Là où Java gagne: le débogage à distance

Java possède des outils incroyables pour surveiller les grappes de machines. Il existe des liens profonds avec la JVM et des outils de profilage élaborés pour aider à identifier les goulots d'étranglement et les échecs. La pile d'entreprise Java exécute certains des serveurs les plus sophistiqués de la planète, et les entreprises qui utilisent ces serveurs ont exigé le meilleur de la télémétrie. Tous ces outils de surveillance et de débogage sont assez matures et prêts à être déployés.

Là où Node.js gagne: Desktop

Il peut y avoir des applets Java en cours d'exécution, et je maintiens toujours des fichiers Java JAR sur lesquels je peux cliquer pour les exécuter, mais pour la plupart, le monde du bureau est largement libre de Java. JavaScript, en revanche, continue de capturer de plus en plus l'action, car le navigateur occupe la plupart des rôles de notre bureau. Lorsque Microsoft a réécrit Office pour qu'il fonctionne dans le navigateur, les dés ont été jetés. Si vous vous demandez toujours, il existe des options intéressantes comme Electron qui prennent votre code Web et le transforment en une application de bureau autonome.
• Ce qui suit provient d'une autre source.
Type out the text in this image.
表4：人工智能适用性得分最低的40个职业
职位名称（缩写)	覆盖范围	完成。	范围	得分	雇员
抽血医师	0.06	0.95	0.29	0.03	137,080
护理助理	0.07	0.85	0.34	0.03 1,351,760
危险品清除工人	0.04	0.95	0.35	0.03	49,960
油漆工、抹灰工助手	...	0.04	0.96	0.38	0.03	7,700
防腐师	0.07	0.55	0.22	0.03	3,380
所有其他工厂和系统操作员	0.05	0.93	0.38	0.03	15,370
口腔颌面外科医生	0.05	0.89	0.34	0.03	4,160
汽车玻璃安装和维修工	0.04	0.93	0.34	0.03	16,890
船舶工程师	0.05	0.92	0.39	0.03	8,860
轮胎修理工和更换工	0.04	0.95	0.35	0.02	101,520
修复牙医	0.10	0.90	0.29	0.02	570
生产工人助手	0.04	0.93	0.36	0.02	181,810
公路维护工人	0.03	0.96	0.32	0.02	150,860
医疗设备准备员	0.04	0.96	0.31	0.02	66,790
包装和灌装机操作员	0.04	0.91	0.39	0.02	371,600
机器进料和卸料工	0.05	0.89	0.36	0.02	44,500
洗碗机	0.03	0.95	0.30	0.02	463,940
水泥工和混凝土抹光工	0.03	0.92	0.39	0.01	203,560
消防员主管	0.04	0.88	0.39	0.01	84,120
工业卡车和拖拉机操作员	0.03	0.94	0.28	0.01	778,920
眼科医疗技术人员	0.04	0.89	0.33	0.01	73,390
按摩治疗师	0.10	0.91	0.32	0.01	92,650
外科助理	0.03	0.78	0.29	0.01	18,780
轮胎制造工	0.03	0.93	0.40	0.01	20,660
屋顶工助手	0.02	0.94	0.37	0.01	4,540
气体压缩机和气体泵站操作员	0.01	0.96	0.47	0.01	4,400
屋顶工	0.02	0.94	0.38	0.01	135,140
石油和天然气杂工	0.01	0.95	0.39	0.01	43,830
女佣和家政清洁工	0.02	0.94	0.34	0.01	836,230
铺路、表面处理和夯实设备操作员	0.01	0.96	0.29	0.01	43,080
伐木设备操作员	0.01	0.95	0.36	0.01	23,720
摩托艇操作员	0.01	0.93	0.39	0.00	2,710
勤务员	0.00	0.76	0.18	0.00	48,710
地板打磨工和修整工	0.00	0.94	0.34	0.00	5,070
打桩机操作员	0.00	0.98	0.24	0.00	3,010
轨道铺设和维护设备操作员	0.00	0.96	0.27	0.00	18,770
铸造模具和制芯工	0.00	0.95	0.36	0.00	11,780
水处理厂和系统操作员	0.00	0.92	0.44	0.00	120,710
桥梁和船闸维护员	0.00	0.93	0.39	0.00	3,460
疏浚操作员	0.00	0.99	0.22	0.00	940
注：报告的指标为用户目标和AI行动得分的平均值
Là où Java gagne: les ordinateurs de poche

Les applications Android sont souvent écrites en Java et 90% des nouveaux téléphones utilisent une version d'Android. Beaucoup de gens n'utilisent même plus les ordinateurs de bureau parce que les téléphones sont assez bons pour tout.

Bien sûr, il y a un peu de confusion. De nombreux développeurs écrivent des applications Web Node.js qui ciblent les navigateurs mobiles à la fois sur l'iPhone et les Androids. Si cela est bien fait, les performances sont souvent assez bonnes.